Если же обратиться к истории русской литературы, то слово «прозрачность» обнаружит свою повышенную значимость у символистов. Вячеслав Иванов назвал так свою вторую книгу лирики. Слово «прозрачность» было в этом контексте скорее даже термином, нежели символом. Вячеслав Иванов, вслед за средневековыми художниками и мыслителями считал, что сквозь вещественное, материальное просвечивает высшее, божественное начало. Задача художника – суметь воспринять прозрачность материи, разглядеть сквозь «реальное» – «реальнейшее», «утвердить, познать, выявить в действительности иную, более действительную действительность»[365].

На этом пути символистов подстерегала серьезнейшая опасность. В погоне за «реальнейшим» обычная и привычная действительность обесценивалась, становилась второстепенной и малоинтересной. «Дева Радужных Ворот» или «Прекрасная Дама» не имеет реального облика, доступного слову. О ней можно только сказать, что она «смыкает, пламенея, бесконечные круги»[366].
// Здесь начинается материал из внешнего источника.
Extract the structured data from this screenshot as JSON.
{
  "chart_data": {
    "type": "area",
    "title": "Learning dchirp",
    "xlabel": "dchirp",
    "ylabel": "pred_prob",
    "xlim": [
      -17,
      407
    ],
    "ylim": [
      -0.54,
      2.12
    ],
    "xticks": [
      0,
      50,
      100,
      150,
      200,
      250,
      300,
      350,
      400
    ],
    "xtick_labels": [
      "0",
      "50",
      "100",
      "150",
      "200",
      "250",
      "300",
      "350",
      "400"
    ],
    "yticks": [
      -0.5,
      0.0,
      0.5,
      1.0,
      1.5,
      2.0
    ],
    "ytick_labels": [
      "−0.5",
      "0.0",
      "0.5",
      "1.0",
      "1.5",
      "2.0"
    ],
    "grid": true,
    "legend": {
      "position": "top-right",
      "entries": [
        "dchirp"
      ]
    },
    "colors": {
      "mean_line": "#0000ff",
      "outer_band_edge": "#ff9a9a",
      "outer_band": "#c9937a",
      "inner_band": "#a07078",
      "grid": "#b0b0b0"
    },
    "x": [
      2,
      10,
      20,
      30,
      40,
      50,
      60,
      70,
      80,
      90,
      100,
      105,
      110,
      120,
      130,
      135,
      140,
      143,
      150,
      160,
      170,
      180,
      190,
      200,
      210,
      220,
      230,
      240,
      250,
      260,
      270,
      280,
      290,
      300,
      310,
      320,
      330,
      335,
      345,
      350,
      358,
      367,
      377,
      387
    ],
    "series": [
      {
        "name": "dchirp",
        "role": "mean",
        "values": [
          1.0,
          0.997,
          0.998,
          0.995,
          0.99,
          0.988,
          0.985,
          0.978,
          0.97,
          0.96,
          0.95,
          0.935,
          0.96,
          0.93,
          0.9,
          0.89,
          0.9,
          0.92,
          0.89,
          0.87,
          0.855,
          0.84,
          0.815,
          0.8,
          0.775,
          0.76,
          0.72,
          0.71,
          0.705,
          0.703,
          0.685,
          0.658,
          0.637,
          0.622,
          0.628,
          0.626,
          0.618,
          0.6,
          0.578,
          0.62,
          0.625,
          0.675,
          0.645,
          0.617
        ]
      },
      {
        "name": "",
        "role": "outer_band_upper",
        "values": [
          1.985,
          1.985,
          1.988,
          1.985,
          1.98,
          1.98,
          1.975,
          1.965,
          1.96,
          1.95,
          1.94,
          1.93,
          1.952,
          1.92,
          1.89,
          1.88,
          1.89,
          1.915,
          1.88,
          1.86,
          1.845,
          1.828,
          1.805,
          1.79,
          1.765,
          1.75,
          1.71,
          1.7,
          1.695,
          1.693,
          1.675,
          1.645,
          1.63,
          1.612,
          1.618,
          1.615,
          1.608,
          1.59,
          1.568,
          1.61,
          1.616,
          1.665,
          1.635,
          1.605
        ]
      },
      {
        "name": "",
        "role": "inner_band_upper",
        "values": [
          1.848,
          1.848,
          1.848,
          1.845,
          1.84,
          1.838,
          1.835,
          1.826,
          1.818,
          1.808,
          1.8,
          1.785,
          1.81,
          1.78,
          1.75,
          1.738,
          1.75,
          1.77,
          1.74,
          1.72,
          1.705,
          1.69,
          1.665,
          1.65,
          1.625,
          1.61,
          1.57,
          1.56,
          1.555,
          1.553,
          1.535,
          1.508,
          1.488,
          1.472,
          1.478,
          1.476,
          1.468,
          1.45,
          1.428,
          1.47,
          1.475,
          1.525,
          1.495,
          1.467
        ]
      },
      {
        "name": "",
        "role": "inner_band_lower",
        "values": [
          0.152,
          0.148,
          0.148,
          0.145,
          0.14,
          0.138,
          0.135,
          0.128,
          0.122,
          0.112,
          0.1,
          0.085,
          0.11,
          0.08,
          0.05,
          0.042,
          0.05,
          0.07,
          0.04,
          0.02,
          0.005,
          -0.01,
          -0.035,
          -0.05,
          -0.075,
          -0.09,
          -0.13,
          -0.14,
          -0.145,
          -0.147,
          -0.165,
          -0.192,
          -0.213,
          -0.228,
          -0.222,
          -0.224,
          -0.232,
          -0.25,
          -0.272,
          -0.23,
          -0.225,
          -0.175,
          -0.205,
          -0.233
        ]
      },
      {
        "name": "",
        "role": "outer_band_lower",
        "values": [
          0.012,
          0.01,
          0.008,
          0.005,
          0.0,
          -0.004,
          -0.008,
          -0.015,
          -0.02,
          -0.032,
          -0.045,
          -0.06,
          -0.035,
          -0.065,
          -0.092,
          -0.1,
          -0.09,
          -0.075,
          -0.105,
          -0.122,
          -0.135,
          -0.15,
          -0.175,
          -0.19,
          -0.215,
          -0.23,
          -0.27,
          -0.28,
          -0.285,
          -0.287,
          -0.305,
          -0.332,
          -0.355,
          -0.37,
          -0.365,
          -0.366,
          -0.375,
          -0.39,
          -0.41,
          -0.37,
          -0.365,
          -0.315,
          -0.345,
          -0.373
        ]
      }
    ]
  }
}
Погружение в метафизические глубины делало поэзию однобокой, нецеломудренной, когда пафос становился навязчивым и утомительным. Мережковский, Андрей Белый, Вячеслав Иванов и даже Блок становились проповедниками, идеологами, как Достоевский или поздний Толстой. Так культура становилась идеологией, хотя к началу ХХ века эти понятия постепенно стали противопоставляться.

Если символисты учили видеть материю «прозрачной», то Мандельштам назвал свою первую книгу «Камень». Слово, бывшее для символистов намеком на «несказанное», стало у него «голосом материи»[367]. Подобно символистам, Мандельштам обращался и к средневековью, и к Тютчеву, но «на три измерения пространства» смотрел не как «на обузу», а как на «Богом данный дворец»[368]. Мысль почти набоковская.

В статье о творчестве Вячеслава Иванова Блок писал, что в «Кормчих звездах» автор реализовал «порыв к мирам иным», а в «Прозрачности» этому порыву были поставлены необходимые пределы, ибо для того, чтобы подобный опыт был благодетелен, «необходима неразлученность с землей»[369]. Последние слова Блок выделяет курсивом.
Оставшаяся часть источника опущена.